Thursday, April 29, 2010

Hidden Empire

Hidden Empire invokes the spirit of Michael Crichton. A novel disease, with a high mortality has appeared in Africa. The response includes mass genocide of villages - with the only survivor being a boy in a tree that happens to have a camera.

Though it has some of the main characters, there is very little to connect it to the first Empire book. The ending of the book also serves to severe many of those ties. The last bit seems artificially tacked on - serving to kill off all of the "gish" of special ops guys.

Perhaps Card will continue the series from the viewpoint of the "Philosopher King" president - who seems intent on providing world peace, even if there is some collateral damage.

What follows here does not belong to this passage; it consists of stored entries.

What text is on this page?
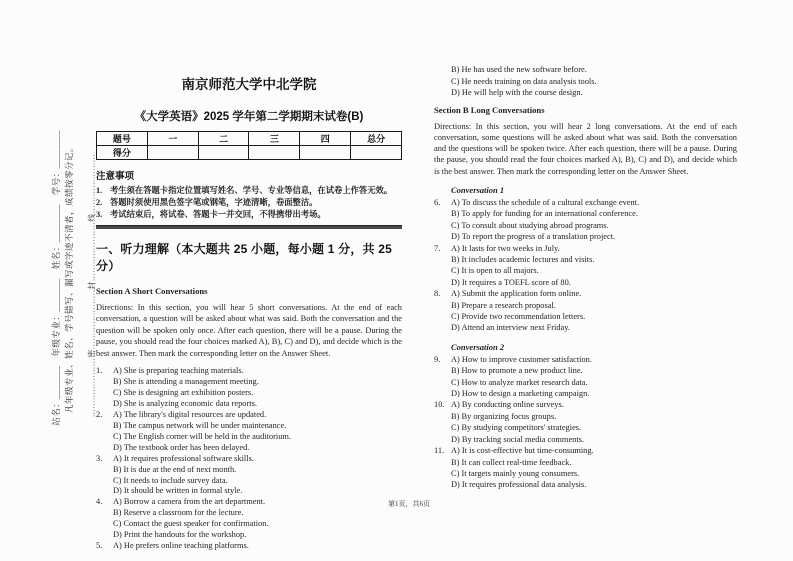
站名：_______　年级专业：_______　姓名：________　学号：________ 凡年级专业、姓名、学号错写、漏写或字迹不清者，成绩按零分记。 …………………密…………………封…………………线…………………
南京师范大学中北学院
《大学英语》2025 学年第二学期期末试卷(B)
题号	一	二	三	四	总分
得分					
注意事项
1. 考生须在答题卡指定位置填写姓名、学号、专业等信息，在试卷上作答无效。
2. 答题时须使用黑色签字笔或钢笔，字迹清晰，卷面整洁。
3. 考试结束后，将试卷、答题卡一并交回，不得携带出考场。
一、听力理解（本大题共 25 小题，每小题 1 分，共 25 分）
Section A Short Conversations
Directions: In this section, you will hear 5 short conversations. At the end of each conversation, a question will be asked about what was said. Both the conversation and the question will be spoken only once. After each question, there will be a pause. During the pause, you should read the four choices marked A), B), C) and D), and decide which is the best answer. Then mark the corresponding letter on the Answer Sheet.
1.	A) She is preparing teaching materials.
B) She is attending a management meeting.
C) She is designing art exhibition posters.
D) She is analyzing economic data reports.
2.	A) The library's digital resources are updated.
B) The campus network will be under maintenance.
C) The English corner will be held in the auditorium.
D) The textbook order has been delayed.
3.	A) It requires professional software skills.
B) It is due at the end of next month.
C) It needs to include survey data.
D) It should be written in formal style.
4.	A) Borrow a camera from the art department.
B) Reserve a classroom for the lecture.
C) Contact the guest speaker for confirmation.
D) Print the handouts for the workshop.
5.	A) He prefers online teaching platforms.
B) He has used the new software before.
C) He needs training on data analysis tools.
D) He will help with the course design.
Section B Long Conversations
Directions: In this section, you will hear 2 long conversations. At the end of each conversation, some questions will be asked about what was said. Both the conversation and the questions will be spoken twice. After each question, there will be a pause. During the pause, you should read the four choices marked A), B), C) and D), and decide which is the best answer. Then mark the corresponding letter on the Answer Sheet.
Conversation 1
6.	A) To discuss the schedule of a cultural exchange event.
B) To apply for funding for an international conference.
C) To consult about studying abroad programs.
D) To report the progress of a translation project.
7.	A) It lasts for two weeks in July.
B) It includes academic lectures and visits.
C) It is open to all majors.
D) It requires a TOEFL score of 80.
8.	A) Submit the application form online.
B) Prepare a research proposal.
C) Provide two recommendation letters.
D) Attend an interview next Friday.
Conversation 2
9.	A) How to improve customer satisfaction.
B) How to promote a new product line.
C) How to analyze market research data.
D) How to design a marketing campaign.
10. A) By conducting online surveys.
B) By organizing focus groups.
C) By studying competitors' strategies.
D) By tracking social media comments.
11. A) It is cost-effective but time-consuming.
B) It can collect real-time feedback.
C) It targets mainly young consumers.
D) It requires professional data analysis.
第1页，共6页
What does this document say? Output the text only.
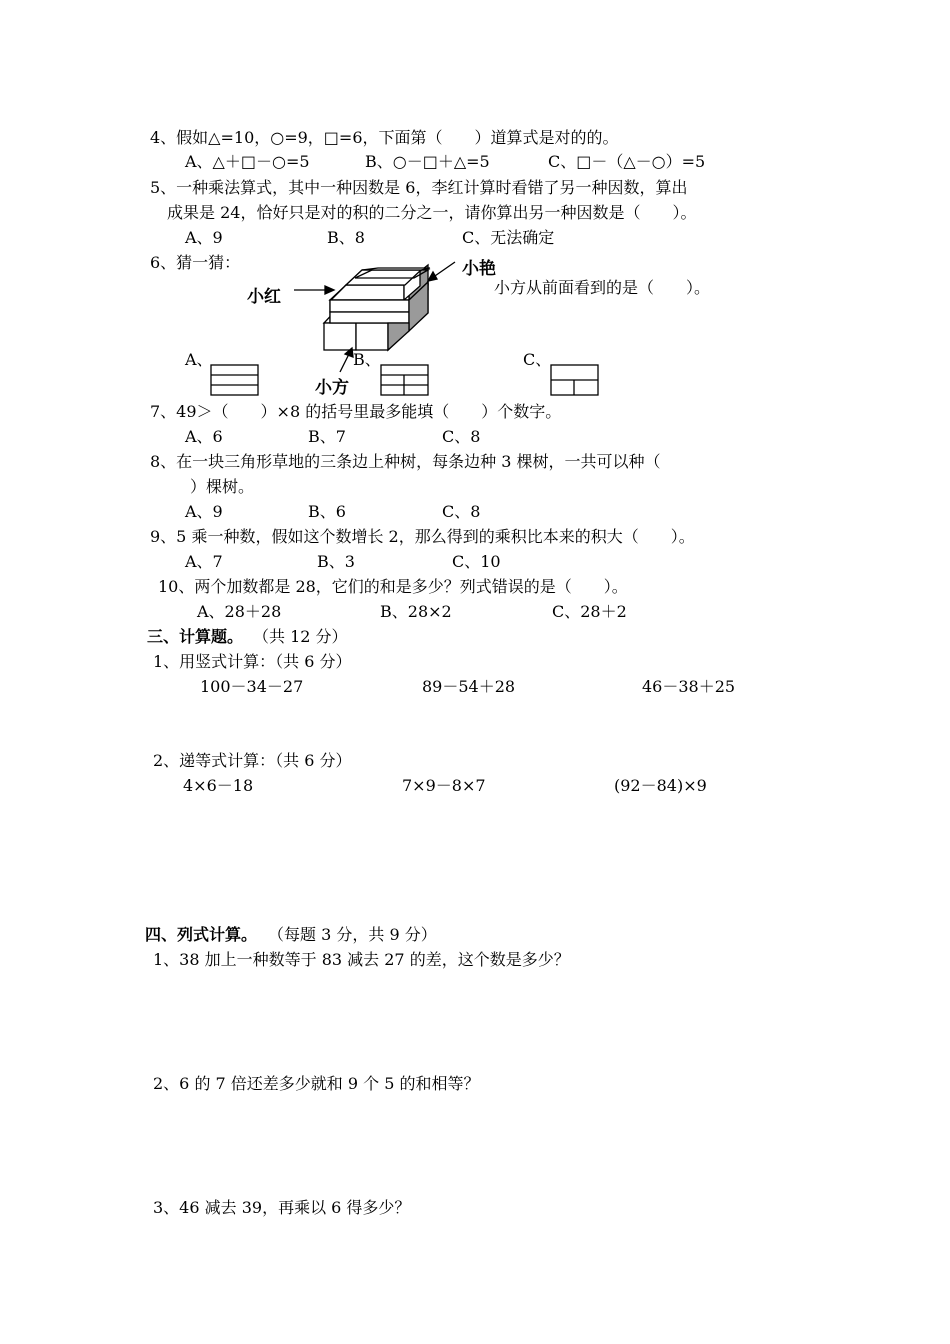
4、假如△=10，○=9，□=6，下面第（　　）道算式是对的的。
A、△＋□－○=5	B、○－□＋△=5	C、□－（△－○）=5
5、一种乘法算式，其中一种因数是 6，李红计算时看错了另一种因数，算出
成果是 24，恰好只是对的积的二分之一，请你算出另一种因数是（　　）。
A、9	B、8	C、无法确定
6、猜一猜：
小红
小艳
小方
小方从前面看到的是（　　）。
A、	B、	C、
7、49＞（　　）×8 的括号里最多能填（　　）个数字。
A、6	B、7	C、8
8、在一块三角形草地的三条边上种树，每条边种 3 棵树，一共可以种（
）棵树。
A、9	B、6	C、8
9、5 乘一种数，假如这个数增长 2，那么得到的乘积比本来的积大（　　）。
A、7	B、3	C、10
10、两个加数都是 28，它们的和是多少？列式错误的是（　　）。
A、28＋28	B、28×2	C、28＋2
三、计算题。 （共 12 分）
1、用竖式计算：（共 6 分）
100－34－27	89－54＋28	46－38＋25
2、递等式计算：（共 6 分）
4×6－18	7×9－8×7	(92－84)×9
四、列式计算。 （每题 3 分，共 9 分）
1、38 加上一种数等于 83 减去 27 的差，这个数是多少？
2、6 的 7 倍还差多少就和 9 个 5 的和相等？
3、46 减去 39，再乘以 6 得多少？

The political views in the book come across as ultra-right wing liberal. Global warming is attacked as nonsense. However, the government has banned gasoline powered vehicle, and significantly enhanced the public transit infrastructure. (The rationale is preserving a scarce resource of gasoline, rather than waste it on things that have an easily viable alternative.) I tend to agree with this one - the focus on global warming is nice when it leads to fewer cars, more transit, and conservation of natural resources. It's not so useful when it leads to things like shooting carbon up to space.

Other than that, the political view is fairly fox-news friendly. The United States is seen as the only possible world cop - whether helping Africa, or preventing an asteroid from destroying earth. Nigerian government is corrupt. The military field guys are smart, while the office guys have something to be desired.